DÁIL SKETCH: THE THEFT of political clothes has resurfaced in the Dáil. Some years ago, the then taoiseach Bertie Ahern and his Fianna Fáil colleagues took themselves off to Inchydoney, in west Cork, for their annual autumn think-in.
On return, Ahern told anybody prepared to listen that he was a socialist. Some thought the west Cork air had gone to his head, while others believed he had finally emerged from a political closet.
The more sceptical felt he was attempting to stem Fianna Fáil’s declining opinion poll fortunes.
It prompted Socialist Party TD Joe Higgins to claim at the time that Ahern had raided his ideological wardrobe and stolen his socialist clothes.
These days, Taoiseach Enda Kenny is the focus of Higgins’s questions.
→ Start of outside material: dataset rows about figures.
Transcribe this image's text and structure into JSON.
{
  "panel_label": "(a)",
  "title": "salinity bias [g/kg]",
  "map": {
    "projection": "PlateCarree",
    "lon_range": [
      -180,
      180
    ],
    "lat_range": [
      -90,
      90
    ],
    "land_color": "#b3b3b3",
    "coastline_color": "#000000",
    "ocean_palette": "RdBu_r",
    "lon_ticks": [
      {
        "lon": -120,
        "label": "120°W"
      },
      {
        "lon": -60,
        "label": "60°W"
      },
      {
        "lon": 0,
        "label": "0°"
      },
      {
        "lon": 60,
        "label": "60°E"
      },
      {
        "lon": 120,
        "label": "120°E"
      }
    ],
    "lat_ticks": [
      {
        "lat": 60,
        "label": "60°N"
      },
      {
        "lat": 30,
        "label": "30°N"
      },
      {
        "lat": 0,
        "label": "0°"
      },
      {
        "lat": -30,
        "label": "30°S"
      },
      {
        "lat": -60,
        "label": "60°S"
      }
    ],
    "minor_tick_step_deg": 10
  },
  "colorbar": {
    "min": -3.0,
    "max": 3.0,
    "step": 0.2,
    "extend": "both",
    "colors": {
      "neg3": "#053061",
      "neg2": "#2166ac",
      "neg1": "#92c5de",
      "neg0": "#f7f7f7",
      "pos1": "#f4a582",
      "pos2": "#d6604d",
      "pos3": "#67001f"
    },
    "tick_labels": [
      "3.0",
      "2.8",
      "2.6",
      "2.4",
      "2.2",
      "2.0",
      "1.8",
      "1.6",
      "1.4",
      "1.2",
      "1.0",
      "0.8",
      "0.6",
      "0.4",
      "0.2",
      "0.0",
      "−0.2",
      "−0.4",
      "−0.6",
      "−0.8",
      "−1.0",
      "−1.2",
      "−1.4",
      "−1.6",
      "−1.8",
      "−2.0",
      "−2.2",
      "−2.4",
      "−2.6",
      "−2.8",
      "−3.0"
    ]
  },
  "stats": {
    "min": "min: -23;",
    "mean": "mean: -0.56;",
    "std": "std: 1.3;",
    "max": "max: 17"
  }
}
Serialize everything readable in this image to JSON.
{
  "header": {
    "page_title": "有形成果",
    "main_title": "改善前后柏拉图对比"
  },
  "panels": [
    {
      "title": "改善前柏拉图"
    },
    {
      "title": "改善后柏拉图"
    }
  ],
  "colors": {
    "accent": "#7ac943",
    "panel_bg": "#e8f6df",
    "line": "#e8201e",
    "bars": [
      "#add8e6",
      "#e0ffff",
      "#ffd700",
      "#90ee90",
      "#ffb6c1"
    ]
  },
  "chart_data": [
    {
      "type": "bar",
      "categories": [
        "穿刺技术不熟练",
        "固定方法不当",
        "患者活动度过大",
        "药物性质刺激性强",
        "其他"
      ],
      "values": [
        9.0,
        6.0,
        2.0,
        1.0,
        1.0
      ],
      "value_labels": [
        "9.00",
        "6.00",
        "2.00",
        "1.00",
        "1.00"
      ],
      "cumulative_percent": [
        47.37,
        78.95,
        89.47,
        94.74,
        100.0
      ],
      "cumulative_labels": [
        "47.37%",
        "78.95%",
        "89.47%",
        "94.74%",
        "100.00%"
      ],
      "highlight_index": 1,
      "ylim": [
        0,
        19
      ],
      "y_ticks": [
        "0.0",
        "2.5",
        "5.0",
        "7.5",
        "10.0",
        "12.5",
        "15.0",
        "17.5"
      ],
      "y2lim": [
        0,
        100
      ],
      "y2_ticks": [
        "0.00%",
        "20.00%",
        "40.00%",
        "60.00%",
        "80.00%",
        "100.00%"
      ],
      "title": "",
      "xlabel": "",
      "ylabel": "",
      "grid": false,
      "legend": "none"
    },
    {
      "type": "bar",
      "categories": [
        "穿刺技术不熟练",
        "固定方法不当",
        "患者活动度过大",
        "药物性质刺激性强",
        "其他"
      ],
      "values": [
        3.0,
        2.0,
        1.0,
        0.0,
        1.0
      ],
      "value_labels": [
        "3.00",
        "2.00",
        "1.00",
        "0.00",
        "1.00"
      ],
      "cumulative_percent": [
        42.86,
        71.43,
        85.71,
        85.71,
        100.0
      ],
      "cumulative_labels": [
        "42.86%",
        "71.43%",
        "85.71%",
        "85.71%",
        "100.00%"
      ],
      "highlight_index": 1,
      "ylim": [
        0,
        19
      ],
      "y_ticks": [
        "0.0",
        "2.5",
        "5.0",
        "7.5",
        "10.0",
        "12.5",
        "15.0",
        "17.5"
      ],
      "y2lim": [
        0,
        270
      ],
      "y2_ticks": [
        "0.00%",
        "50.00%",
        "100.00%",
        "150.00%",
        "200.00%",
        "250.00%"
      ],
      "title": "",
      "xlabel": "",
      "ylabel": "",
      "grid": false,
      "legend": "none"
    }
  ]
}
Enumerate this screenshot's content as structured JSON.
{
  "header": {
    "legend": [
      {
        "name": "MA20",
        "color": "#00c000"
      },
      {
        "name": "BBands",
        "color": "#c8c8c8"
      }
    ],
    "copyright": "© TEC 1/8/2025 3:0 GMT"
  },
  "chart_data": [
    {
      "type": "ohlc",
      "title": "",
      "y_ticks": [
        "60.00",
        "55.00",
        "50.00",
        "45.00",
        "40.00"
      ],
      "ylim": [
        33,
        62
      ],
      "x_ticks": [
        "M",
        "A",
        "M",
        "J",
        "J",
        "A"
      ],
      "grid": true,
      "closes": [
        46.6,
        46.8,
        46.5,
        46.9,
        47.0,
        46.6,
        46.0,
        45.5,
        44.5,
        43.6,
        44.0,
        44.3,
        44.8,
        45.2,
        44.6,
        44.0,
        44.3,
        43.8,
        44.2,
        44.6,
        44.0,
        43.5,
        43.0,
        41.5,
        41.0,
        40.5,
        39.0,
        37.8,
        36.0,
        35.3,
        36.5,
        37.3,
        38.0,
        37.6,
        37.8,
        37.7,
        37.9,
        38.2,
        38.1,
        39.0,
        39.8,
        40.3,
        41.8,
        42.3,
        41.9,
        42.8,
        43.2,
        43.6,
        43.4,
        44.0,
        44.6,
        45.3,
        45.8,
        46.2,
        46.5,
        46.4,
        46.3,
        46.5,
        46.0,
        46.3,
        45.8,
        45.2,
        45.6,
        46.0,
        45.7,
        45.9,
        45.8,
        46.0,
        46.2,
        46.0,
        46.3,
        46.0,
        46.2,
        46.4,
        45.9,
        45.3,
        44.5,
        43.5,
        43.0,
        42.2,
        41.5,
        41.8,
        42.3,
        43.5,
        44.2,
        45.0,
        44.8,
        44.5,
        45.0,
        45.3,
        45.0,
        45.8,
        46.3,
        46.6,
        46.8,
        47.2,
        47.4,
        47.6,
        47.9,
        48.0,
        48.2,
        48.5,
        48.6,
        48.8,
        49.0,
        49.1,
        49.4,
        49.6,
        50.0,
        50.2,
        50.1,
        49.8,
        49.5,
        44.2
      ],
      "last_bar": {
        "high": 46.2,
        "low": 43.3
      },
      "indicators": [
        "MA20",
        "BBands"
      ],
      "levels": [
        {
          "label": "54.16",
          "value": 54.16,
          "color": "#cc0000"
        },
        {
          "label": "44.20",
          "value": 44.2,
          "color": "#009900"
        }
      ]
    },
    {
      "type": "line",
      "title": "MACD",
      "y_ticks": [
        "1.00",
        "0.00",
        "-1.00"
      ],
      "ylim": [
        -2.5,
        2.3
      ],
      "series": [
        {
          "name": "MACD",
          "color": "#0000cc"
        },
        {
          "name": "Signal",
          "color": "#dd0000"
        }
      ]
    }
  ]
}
Yesterday, he raised with Kenny the plight of those living in houses affected by pyrite contamination.
Kenny, in a lengthy reply, said the State was interested in the wellbeing of the families involved. “I have seen this at first-hand and I am aware of the distress it has caused,” he said.
Higgins was unimpressed with the reply, although he did concede that Kenny had shown empathy with the people concerned.
He then suggested that the Taoiseach had stolen Ahern’s clothes when it came to verbal gymnastics at question time.
“When responding to questions, he spends much of his time describing the problem, which reminds me of . . . one Bertie Ahern, who gave us the whole story and scientific background of everything, but did not answer the questions,” said Higgins.
Denying this, Kenny declared: “There is no comparison.” Minister for Health Dr James Reilly rushed to assure Higgins that no born-again socialist, emulating Ahern, would surface on the Fine Gael benches.
“The deputy’s clothes are safe here,” said Reilly.
The Taoiseach insisted that asking him questions was not the equivalent of playing handball against a haystack, a charge the Socialist Party TD had once made against Ahern.
Fianna Fáil’s Billy Kelleher suggested a more appropriate metaphor in Kenny’s case. “A haystack, as against a turf bank for the Taoiseach.”
The focus of Independent Luke “Ming” Flanagan, from Roscommon, was on real-life rural matters. He asked Kenny if he was aware of the “dire consequences” for rural people of the birds and natural habitats regulations 2011, which he understood was signed on Tuesday. Flanagan said he had heard that Kenny came from rural Ireland. “Do not hear it; know it,” replied the Mayo-born Taoiseach.
Flanagan appeared to warn of trouble next spring if there was an absence of bird song in rural parts. “Believe me, the Taoiseach will know it in April,” he said.
Meanwhile, as the presidential campaign proper got under way, Sinn Féin president Gerry Adams urged a more democratic route to a nomination and said he was sure the Taoiseach would agree all seven in the race were appropriate candidates. It was a barbed comment, given Fine Gael’s targeting of Martin McGuinness. Kenny did not rush to agree, showing understandable reluctance not to steal the Sinn Féin leader’s clothes on the issue.